Red-backed shrike and great grey shrike

Bandit-masked male

A male red-backed shrike, photo Eero Haapanen

The great grey shrike (Lanius excubitor) is purely a winter bird in Helsinki. It nests in bogs up in the north. Viikki is visited every winter by a solitary great grey shrike, which usually stays in the area from October to April. The bird is easy to spot as it perches atop a tree at the edge of the field, searching for prey.

In the winter, the great grey shrike preys on small mammals and birds, storing surplus prey animals by impaling them on thorny plants. The majority of great grey shrikes migrate, but a few of them overwinter in Finland.
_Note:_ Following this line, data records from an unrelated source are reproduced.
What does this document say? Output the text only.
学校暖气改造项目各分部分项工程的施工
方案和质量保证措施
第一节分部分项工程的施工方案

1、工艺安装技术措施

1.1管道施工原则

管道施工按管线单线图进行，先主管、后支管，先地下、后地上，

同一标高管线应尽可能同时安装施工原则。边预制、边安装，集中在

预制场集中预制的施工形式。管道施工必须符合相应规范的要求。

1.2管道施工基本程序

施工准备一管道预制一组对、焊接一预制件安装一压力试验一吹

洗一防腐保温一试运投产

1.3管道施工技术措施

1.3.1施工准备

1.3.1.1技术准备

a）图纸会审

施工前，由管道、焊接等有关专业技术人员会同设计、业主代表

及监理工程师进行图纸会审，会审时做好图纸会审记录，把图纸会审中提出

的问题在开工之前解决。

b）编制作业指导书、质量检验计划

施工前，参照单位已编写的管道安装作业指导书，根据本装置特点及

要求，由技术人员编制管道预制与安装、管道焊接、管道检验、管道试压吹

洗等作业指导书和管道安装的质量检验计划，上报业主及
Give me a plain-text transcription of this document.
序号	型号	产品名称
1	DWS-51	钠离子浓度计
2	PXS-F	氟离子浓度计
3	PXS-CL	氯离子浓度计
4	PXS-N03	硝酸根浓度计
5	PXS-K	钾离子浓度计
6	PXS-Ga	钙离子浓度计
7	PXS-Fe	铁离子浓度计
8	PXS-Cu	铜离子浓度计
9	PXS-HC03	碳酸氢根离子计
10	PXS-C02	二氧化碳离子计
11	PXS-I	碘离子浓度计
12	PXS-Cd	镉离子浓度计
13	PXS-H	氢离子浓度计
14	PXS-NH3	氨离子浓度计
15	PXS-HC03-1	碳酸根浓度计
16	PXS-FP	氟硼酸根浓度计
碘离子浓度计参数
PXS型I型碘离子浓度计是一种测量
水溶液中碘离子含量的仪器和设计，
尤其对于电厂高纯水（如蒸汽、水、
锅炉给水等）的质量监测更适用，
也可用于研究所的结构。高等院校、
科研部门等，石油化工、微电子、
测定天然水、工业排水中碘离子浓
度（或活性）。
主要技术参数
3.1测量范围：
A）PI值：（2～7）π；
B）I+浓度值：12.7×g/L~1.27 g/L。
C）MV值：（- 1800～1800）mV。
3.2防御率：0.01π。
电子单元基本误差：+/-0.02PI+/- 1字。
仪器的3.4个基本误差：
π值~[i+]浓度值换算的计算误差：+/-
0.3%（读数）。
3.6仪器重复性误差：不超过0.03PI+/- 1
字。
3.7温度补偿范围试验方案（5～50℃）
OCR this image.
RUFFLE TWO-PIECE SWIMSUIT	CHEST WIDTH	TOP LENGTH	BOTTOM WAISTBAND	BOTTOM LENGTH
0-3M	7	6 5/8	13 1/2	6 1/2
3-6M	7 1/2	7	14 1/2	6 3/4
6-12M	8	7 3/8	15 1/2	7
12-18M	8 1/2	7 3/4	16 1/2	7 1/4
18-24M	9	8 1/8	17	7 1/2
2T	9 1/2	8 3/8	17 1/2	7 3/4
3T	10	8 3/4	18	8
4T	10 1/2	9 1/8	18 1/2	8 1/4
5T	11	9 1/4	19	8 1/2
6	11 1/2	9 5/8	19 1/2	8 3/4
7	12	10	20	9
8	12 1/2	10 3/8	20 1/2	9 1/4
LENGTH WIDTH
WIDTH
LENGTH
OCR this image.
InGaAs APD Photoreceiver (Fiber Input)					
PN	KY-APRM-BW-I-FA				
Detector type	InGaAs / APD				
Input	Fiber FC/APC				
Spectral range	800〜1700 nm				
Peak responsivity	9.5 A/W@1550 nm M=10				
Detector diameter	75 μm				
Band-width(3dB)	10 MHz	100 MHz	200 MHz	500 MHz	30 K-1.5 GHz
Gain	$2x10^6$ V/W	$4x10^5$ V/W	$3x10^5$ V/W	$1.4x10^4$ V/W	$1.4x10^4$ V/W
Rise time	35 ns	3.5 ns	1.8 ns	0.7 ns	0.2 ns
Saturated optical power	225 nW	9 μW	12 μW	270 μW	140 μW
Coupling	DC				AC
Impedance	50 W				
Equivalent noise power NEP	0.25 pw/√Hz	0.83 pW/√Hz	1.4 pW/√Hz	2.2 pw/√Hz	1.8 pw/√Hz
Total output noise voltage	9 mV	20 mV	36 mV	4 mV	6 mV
The red-backed shrike (Lanius collurio) is a bird usually found in sun-baked forest clearings and at the edges of meadows on hot summer days. It needs dense rose bushes, junipers or piles of twigs to make its nest in. It hunts by spotting large insects from the top of a high perch, also snatching viviparous lizards and frogs when the opportunity arises.

The red-backed shrike often doesn’t arrive in Finland until early June, and migrates away as early as September. The impressive-looking male sports a black bandit mask, a blue-grey crown and a reddish brown back. The female and fledglings are brownish.

Shrikes are solitary birds, similar to birds of prey. They don’t form flocks, except with their broods in late summer. The red-backed shrike is not a city bird, preferring to nest in secluded sites instead. They can be seen at the edges of pastures in Viikki and in the meadows of the Kuninkaansaari fortress island next to Vallisaari island.